If Rosalind had wished, she could have twisted Wilkins around her little finger. Many, then and since, have speculated that he was half in love with her. But just emerged from an abruptly broken marriage — his American wife had refused to exchange San Francisco for St Andrews and sought a divorce, cutting him off from his young son — he was emotionally bruised.

This very eligibility may have put Rosalind on edge. She was far more comfortable with men who were married or much younger than herself. But he had the wrong woman. A charm offensive was not in Rosalind's repertoire. Anyway, she could respect only men who were strong and decisive, with something to teach her. Still under the spell of the charismatic Mering, seasoned by long combat with her aggressive father, she looked at her designated collaborator and found him unworthy.

The Maurice Wilkins who inspired affection and admiration in later generations of students at King's was a man much changed by a happy second marriage and warm family life. The earlier Wilkins could give a different impression. A fellow undergraduate at St John's College, Cambridge, remembered him (with some prejudice perhaps as he himself knew Rosalind and had married a friend of hers) as ‘a rather peevish, slightly old-maidy young man . . . none too well off, and with a very large chip on his shoulder — rather a lone wolf . . . and with a passionate interest in optical lenses . . . In many ways, there was much in common with Rosalind but the social backgrounds were so different.'

That seems to have been how he struck Rosalind too. ‘He's so middle-class, Vittorio!' she complained to her old friend when she saw him.
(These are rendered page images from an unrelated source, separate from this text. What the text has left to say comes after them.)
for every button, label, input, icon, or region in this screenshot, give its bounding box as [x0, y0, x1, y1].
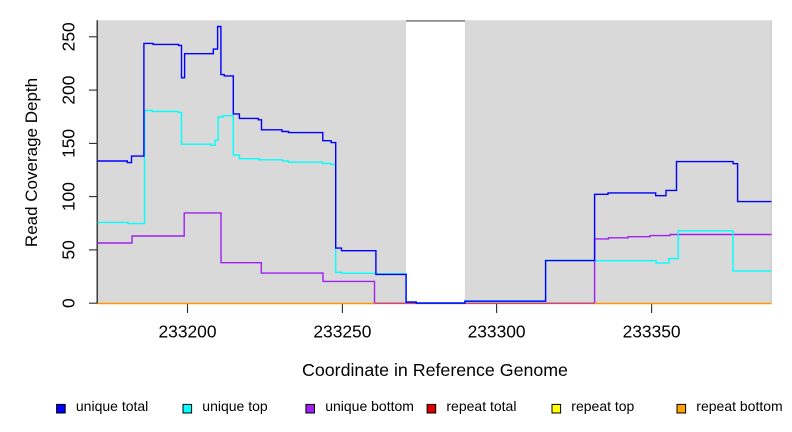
svg-text:Coordinate in Reference Genome: Coordinate in Reference Genome: [302, 360, 568, 380]
svg-text:233300: 233300: [468, 321, 526, 341]
svg-text:0: 0: [58, 298, 78, 308]
svg-text:repeat bottom: repeat bottom: [696, 398, 782, 414]
svg-text:100: 100: [58, 182, 78, 211]
svg-text:unique total: unique total: [76, 398, 148, 414]
svg-text:200: 200: [58, 76, 78, 105]
svg-text:Read Coverage Depth: Read Coverage Depth: [22, 78, 41, 247]
svg-text:150: 150: [58, 129, 78, 158]
svg-text:unique top: unique top: [202, 398, 268, 414]
svg-text:unique bottom: unique bottom: [325, 398, 414, 414]
svg-text:233350: 233350: [623, 321, 681, 341]
svg-text:repeat total: repeat total: [446, 398, 516, 414]
svg-text:repeat top: repeat top: [571, 398, 634, 414]
svg-text:233250: 233250: [313, 321, 371, 341]
svg-text:50: 50: [58, 240, 78, 259]
svg-text:250: 250: [58, 22, 78, 51]
svg-text:233200: 233200: [158, 321, 216, 341]
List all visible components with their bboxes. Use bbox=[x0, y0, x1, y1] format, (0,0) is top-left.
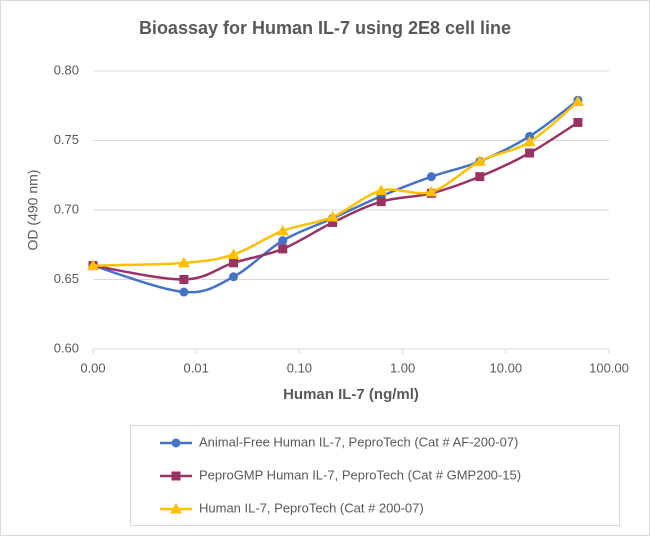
marker bbox=[229, 258, 239, 268]
marker bbox=[523, 135, 536, 147]
marker bbox=[276, 224, 289, 236]
y-tick-label: 0.75 bbox=[54, 132, 79, 147]
x-tick-label: 0.00 bbox=[80, 360, 105, 375]
marker bbox=[571, 95, 584, 107]
marker bbox=[229, 272, 239, 282]
x-tick-label: 10.00 bbox=[490, 360, 523, 375]
legend-label: PeproGMP Human IL-7, PeproTech (Cat # GM… bbox=[199, 467, 521, 482]
x-tick-label: 100.00 bbox=[589, 360, 629, 375]
marker bbox=[475, 172, 485, 182]
legend-label: Animal-Free Human IL-7, PeproTech (Cat #… bbox=[199, 434, 518, 449]
marker bbox=[525, 148, 535, 158]
x-tick-label: 0.01 bbox=[184, 360, 209, 375]
legend-marker bbox=[170, 503, 182, 514]
marker bbox=[375, 184, 388, 196]
legend-label: Human IL-7, PeproTech (Cat # 200-07) bbox=[199, 500, 424, 515]
series-line bbox=[92, 100, 579, 267]
marker bbox=[179, 275, 189, 284]
marker bbox=[278, 236, 288, 246]
marker bbox=[573, 117, 583, 127]
marker bbox=[326, 210, 339, 222]
x-tick-label: 0.10 bbox=[287, 360, 312, 375]
marker bbox=[278, 244, 288, 254]
y-tick-label: 0.70 bbox=[54, 201, 79, 216]
y-tick-label: 0.60 bbox=[54, 340, 79, 355]
y-tick-label: 0.80 bbox=[54, 62, 79, 77]
x-axis-label: Human IL-7 (ng/ml) bbox=[283, 386, 419, 403]
series-line bbox=[92, 99, 579, 294]
marker bbox=[328, 218, 338, 228]
y-tick-label: 0.65 bbox=[54, 271, 79, 286]
legend-box bbox=[130, 425, 620, 526]
marker bbox=[227, 248, 240, 259]
marker bbox=[87, 259, 99, 271]
marker bbox=[425, 185, 438, 197]
marker bbox=[179, 287, 189, 297]
chart-title: Bioassay for Human IL-7 using 2E8 cell l… bbox=[139, 18, 511, 38]
x-tick-label: 1.00 bbox=[390, 360, 415, 375]
series-line bbox=[92, 121, 579, 281]
marker bbox=[177, 256, 190, 268]
legend-marker bbox=[171, 471, 181, 481]
marker bbox=[473, 155, 486, 166]
marker bbox=[376, 197, 386, 207]
y-axis-label: OD (490 nm) bbox=[25, 170, 41, 251]
legend-marker bbox=[171, 438, 181, 448]
marker bbox=[426, 172, 436, 182]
In June it was Rosalind's turn to go on the conference circuit. Well before she left Paris, she had been looking forward to the Second International Conference of Crystallography in Stockholm in June 1951. On the boat over she shared a cabin with the eminent crystallographer, Dorothy Hodgkin FRS, who was violently seasick. Rosalind was not.
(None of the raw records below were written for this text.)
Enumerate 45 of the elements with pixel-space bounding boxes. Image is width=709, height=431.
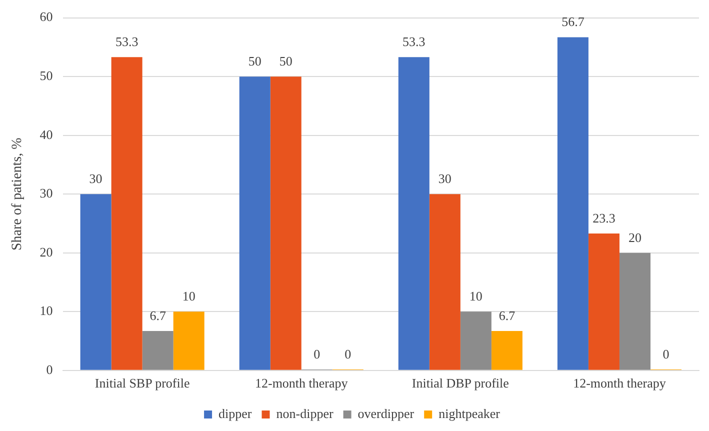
bar bbox=[491, 331, 522, 370]
data-label: 50 bbox=[248, 53, 262, 68]
data-label: 0 bbox=[662, 346, 670, 362]
bar bbox=[460, 312, 492, 370]
x-tick-label: 12-month therapy bbox=[573, 376, 666, 391]
data-label: 0 bbox=[344, 346, 352, 362]
data-label: 20 bbox=[628, 230, 642, 245]
data-label: 23.3 bbox=[592, 210, 616, 226]
y-tick-label: 40 bbox=[40, 126, 53, 142]
data-label: 6.7 bbox=[498, 308, 516, 323]
y-axis-title: Share of patients, % bbox=[10, 137, 26, 250]
x-tick-label: 12-month therapy bbox=[254, 376, 348, 391]
bar bbox=[80, 194, 112, 370]
x-tick-label: Initial SBP profile bbox=[94, 376, 190, 391]
bar bbox=[270, 76, 302, 370]
data-label: 50 bbox=[279, 53, 292, 68]
data-label: 30 bbox=[438, 171, 452, 186]
data-label: 56.7 bbox=[562, 14, 585, 30]
data-label: 53.3 bbox=[115, 34, 138, 50]
bar bbox=[239, 76, 270, 370]
legend-label: nightpeaker bbox=[438, 406, 501, 421]
y-tick-label: 60 bbox=[40, 9, 53, 24]
bar bbox=[429, 194, 460, 370]
data-label: 30 bbox=[89, 171, 102, 186]
data-label: 53.3 bbox=[402, 34, 426, 50]
legend-label: overdipper bbox=[358, 406, 415, 421]
y-tick-label: 50 bbox=[40, 68, 53, 83]
x-tick-label: Initial DBP profile bbox=[412, 376, 510, 391]
bar bbox=[142, 331, 174, 370]
bar bbox=[111, 57, 142, 370]
y-tick-label: 10 bbox=[40, 303, 53, 318]
y-tick-label: 0 bbox=[46, 362, 53, 377]
data-label: 6.7 bbox=[150, 308, 166, 323]
data-label: 10 bbox=[182, 288, 196, 304]
legend-label: non-dipper bbox=[276, 406, 334, 421]
bar bbox=[619, 252, 650, 370]
data-label: 0 bbox=[314, 346, 320, 362]
bar bbox=[173, 312, 204, 370]
y-tick-label: 20 bbox=[40, 244, 53, 260]
legend-label: dipper bbox=[218, 406, 252, 421]
bar bbox=[557, 37, 588, 370]
data-label: 10 bbox=[469, 288, 482, 304]
bar bbox=[588, 233, 620, 370]
y-tick-label: 30 bbox=[40, 186, 53, 201]
bar bbox=[398, 57, 430, 370]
Snapshots taken on a day's outing show a happy Rosalind, in her element. Arms crossed, she is wearing a smart shirtwaister dress, trotting down a riverside path in a beautiful European wilderness, in the company of good friends: David and Anne Sayre, Luzzati, and her old flatmate, Philip Hemily were there. (To them she unburdened her troubles, principally that she could not abide Maurice Wilkins.)

It is a conference cliché that the formal sessions are less valuable than the social contacts. At dinner, at coffee breaks, on the inevitable excursion without which, like the group photograph, no conference is complete, and in the bar, scientists tell each other what they are doing — or, according to the microbiologist François Jacob of the Pasteur Institute, ‘at least what one wants to leak out and let people believe one is doing'.

Yet Rosalind filled pages with notes about what she learned relevant to her work. The foremost chemist of the time was there: Linus Pauling from the California Institute of Technology, whose classic
Nature of the Chemical Bond
she had read at Cambridge.

Only that spring Pauling had published news of his triumphant discovery — the alpha helix, the most important regular structure found in proteins, enables its internal chains to turn corners. The best showman in science, Pauling had first revealed his idea in a lecture at Caltech when, building up suspense, he waited until the very end to unveil a construction of coloured plastic balls wired together to form a coiled spiral. This, he announced, was the alpha helix's shape.

The news devastated Lawrence Bragg, now director of the Cavendish. Pauling had been his main rival for twenty-three years (in part because of Bragg's suspicion that his own ideas on the chemical bond had been appropriated and passed off as Pauling's own). Now Pauling had solved the structure of one of protein's basic units — a problem that the Cavendish had had in its sights. Bragg slowly walked up the stairs at the Cavendish, downcast, contemplating what he came to call ‘the biggest mistake of my scientific career'.

In any event, said Francis Crick, now working on protein at the Cavendish and who witnessed the sorry spectacle, ‘Helices were in the air.' Also in the air was the signal that post-war science was becoming competitive, a game of winners and losers.